By Mathieu Galtier.
Tripoli, 24 January 2013:
Nearly two years after the beginning of the Revolution, the Libyan authorities want a united army. . . .[restrict]The success of that depends on one main issue, turning thuwars into regular, proper soldiers. The first training centre was set up at Zawia, 45 kilometres west of Tripoli, in November 2011. The will is strong but the lack of means is great.
Fifty hectares and almost nothing on them: weeds, rubbish on the ground, a cracked court on which soldier apprentices learn how to parade, and green painted buildings. The military camp does not look fancy, but it is a symbol of the new Libya. It is here that the first thuwars received their two-month training to be officially considered as soldiers of the Libyan army. So far, about 2,600 soldiers have been “graduated”.
General Mustafa Salah Hussein Al-Mazouri is the head of Zawia camp. He defected from the Qaddafi army to join the revolution. During the first weeks, he used to learn how to handle weapons such as AK47s and RPGs. “But the time of thuwars is over now, the country needs to unify the army”, General Al-Mazouri says.
“Being a soldier is easy”
Since the end of the revolution, security in Libya has largely been enforced by the thuwar brigades. Some, however, have been accused of creating disorders and pursuing their own interests rather than in those of Libya. The task of the training camp has thus been to “make civilians reliable soldiers”, Masouri points out. Sixty-five trainers are working to fulfill this mission.
The trainee is subject to a strict timetable. The day starts with a one-hour parade at 6.30 am. After breakfast, there is marching for another hour. In the afternoon, he has shooting lessons and then takes part in team sports such as football or basketball to consolidate team spirit.
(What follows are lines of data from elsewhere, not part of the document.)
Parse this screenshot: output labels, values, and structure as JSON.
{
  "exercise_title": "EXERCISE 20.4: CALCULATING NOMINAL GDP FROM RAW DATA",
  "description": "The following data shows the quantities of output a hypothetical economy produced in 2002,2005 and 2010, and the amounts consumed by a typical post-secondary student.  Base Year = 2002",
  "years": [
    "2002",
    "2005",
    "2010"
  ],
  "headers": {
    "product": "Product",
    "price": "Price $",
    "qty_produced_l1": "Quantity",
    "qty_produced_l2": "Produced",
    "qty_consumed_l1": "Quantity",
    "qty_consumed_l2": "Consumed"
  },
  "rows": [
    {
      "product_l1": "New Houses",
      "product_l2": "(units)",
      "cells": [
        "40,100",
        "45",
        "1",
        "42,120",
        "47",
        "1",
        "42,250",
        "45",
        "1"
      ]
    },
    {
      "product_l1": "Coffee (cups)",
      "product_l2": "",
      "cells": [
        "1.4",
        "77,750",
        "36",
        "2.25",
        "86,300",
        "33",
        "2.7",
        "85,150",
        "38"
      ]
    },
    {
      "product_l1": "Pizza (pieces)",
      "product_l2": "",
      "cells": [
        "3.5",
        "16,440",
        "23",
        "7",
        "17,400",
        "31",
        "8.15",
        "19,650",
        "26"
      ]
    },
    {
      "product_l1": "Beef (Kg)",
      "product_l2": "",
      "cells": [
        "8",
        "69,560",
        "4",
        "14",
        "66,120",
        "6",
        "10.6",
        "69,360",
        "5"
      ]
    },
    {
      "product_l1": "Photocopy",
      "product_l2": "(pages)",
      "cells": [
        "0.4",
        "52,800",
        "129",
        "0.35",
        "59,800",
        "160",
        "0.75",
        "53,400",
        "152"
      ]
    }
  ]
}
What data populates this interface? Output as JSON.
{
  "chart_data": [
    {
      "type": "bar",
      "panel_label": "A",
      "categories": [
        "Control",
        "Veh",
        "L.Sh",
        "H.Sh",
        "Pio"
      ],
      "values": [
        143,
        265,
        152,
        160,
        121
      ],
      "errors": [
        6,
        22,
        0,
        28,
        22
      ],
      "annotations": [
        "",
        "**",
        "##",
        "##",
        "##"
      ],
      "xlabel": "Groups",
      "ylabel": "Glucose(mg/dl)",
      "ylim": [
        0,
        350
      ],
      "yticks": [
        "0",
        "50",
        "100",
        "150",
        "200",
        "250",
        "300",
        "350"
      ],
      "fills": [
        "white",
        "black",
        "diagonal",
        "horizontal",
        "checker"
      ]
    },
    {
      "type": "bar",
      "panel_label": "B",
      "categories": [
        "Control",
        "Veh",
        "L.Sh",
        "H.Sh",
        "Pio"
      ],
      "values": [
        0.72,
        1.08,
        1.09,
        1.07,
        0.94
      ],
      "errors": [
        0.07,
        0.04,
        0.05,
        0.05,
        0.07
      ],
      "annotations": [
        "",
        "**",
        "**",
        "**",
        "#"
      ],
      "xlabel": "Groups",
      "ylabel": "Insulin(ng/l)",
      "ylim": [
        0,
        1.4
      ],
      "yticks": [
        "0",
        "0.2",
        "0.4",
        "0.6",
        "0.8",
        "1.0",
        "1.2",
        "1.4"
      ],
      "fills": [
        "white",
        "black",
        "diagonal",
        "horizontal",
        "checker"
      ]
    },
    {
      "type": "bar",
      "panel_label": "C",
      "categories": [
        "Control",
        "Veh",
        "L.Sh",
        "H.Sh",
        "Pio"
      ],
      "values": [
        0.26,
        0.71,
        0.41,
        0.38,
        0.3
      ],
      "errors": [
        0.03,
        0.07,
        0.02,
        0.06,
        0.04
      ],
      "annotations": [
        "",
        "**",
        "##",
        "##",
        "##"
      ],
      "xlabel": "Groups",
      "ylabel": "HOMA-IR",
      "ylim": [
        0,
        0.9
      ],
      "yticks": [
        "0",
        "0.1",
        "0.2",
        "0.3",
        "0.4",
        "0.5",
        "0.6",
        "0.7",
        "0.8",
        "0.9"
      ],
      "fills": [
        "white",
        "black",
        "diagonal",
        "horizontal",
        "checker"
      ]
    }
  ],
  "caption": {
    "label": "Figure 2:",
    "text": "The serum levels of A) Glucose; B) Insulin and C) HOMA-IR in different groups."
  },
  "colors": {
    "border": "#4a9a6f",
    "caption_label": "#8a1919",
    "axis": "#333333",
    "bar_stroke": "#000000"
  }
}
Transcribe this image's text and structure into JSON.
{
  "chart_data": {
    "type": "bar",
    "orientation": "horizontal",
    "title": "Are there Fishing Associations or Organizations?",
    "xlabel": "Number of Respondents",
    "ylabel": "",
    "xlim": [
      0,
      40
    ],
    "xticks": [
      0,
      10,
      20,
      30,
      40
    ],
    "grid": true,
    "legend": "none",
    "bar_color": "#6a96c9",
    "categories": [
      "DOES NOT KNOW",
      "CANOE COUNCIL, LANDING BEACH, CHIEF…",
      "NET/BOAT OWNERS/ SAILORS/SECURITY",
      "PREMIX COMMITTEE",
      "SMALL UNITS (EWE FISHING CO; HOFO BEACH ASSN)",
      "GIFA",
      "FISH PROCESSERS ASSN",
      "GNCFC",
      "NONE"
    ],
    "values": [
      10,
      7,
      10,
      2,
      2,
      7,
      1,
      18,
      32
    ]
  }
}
Every Thursday, an eight-kilometre race is organised. The winner receives a diploma. “It is very important for the men and their families. It shows that the army is paying attention to the individual and so the army deserves to have his attention”, Mazouri explains. These activities seem rather easy for thuwars who experienced appalling living conditions during the liberation struggle. “Nothing is difficult in the training camp. I left my wife and my four children to fight Qaddafi. During the revolution, I couldn’t sleep. I spent seven months without sleeping. So, being a soldier is easy”, Marwan Mohamed Mordiya tells the Libya Herald.
Advices from a sheikh
The head of the training camp knows the specific backgrounds of the men. He prefers to lay stress on other more atypical subjects taught in his “school”. Once a week, a sheikh comes to talk and gives advices to thuwars. “He teaches them that Islam and the Quran say it is a duty to protect their country”, the general says. Above all, the “students” have to know military law. Before the war, the rebels were rank-and-file civilians. Most of them had not even a job when they decided to join the revolution. “When they arrive at the camp, they know how to use pistols, rifles and, some of them, heavy weapons. But they know nothing about military discipline and the rules of the army”, Ali Baaby details. The 55-year-old former army officer is now a professor of discipline. Thus, before using guns, the soldier-to-be has to write down all the pieces of the gun and the steps to dismantle it.
3.30pm, end of the day
At 3.30pm, it is briefing time. The officials note the absences, those who are sick, and others who for whatever reason are not there. The training camp has a major failing: there are no dormitories. There were destroyed by NATO and not replaced. As a result, the thuwars are free until 6.30 am the next day or later. Those who lived outside Zawia have the permission to arrive at 7.30 am. Definitively, not the best way to instill in minds the discipline. What happen to those who are absent? Nothing. The training camp imposes no sanction. Those in charge prefer to support those who are take part rather than penalise the bad elements.
Moreover, the camp received many more applications than it can cope with. Candidates have to be Libyan citizens, male, aged between 18 and 45, and have to bring a letter from a truthful witness that he was a thuwar or, at least, he did not fight for Qaddafi’s army during the revolution. After the two month training course, he has two choices: enter the military — either the navy, army or air force) or to return to civilian life. But if the latter, they remain reserve soldiers, so the army can call them up when needed.
Thuwars use their own guns
Ahmed Mohamed Ahmed decided to join the army after his training. Under the former regime, despite being a graduate, he had no job. For him, becoming a soldier after training was the obvious choice, especially as a soldier is paid some LD 1,000 monthly (LD 600 during the training) and he has bonuses such as insurance for all his family. However, Ahmed plans to quit as soon as he works out what he really wants to do.
Prime Minister Ali Zeidan says that security is “top priority” and that thuwars should join the army. General Mustafa Salah Hussein Al-Mazouri agrees with this. But so far, he has received no help to modernise his training camp. It is reported that those in charge have even had to ask the thuwars to bring their own guns for shooting practice because there are insufficient at the camp.
Right now, the centre has no trainees. General Mustafa Salah Hussein Al-Mazouri is waiting the government gives him the authorisation. In one year and two months, the camp has welcomed though its gates just three groups with a total of 2,600 trainees.
The National Liberation Army had 64,000 thuwars during the revolution.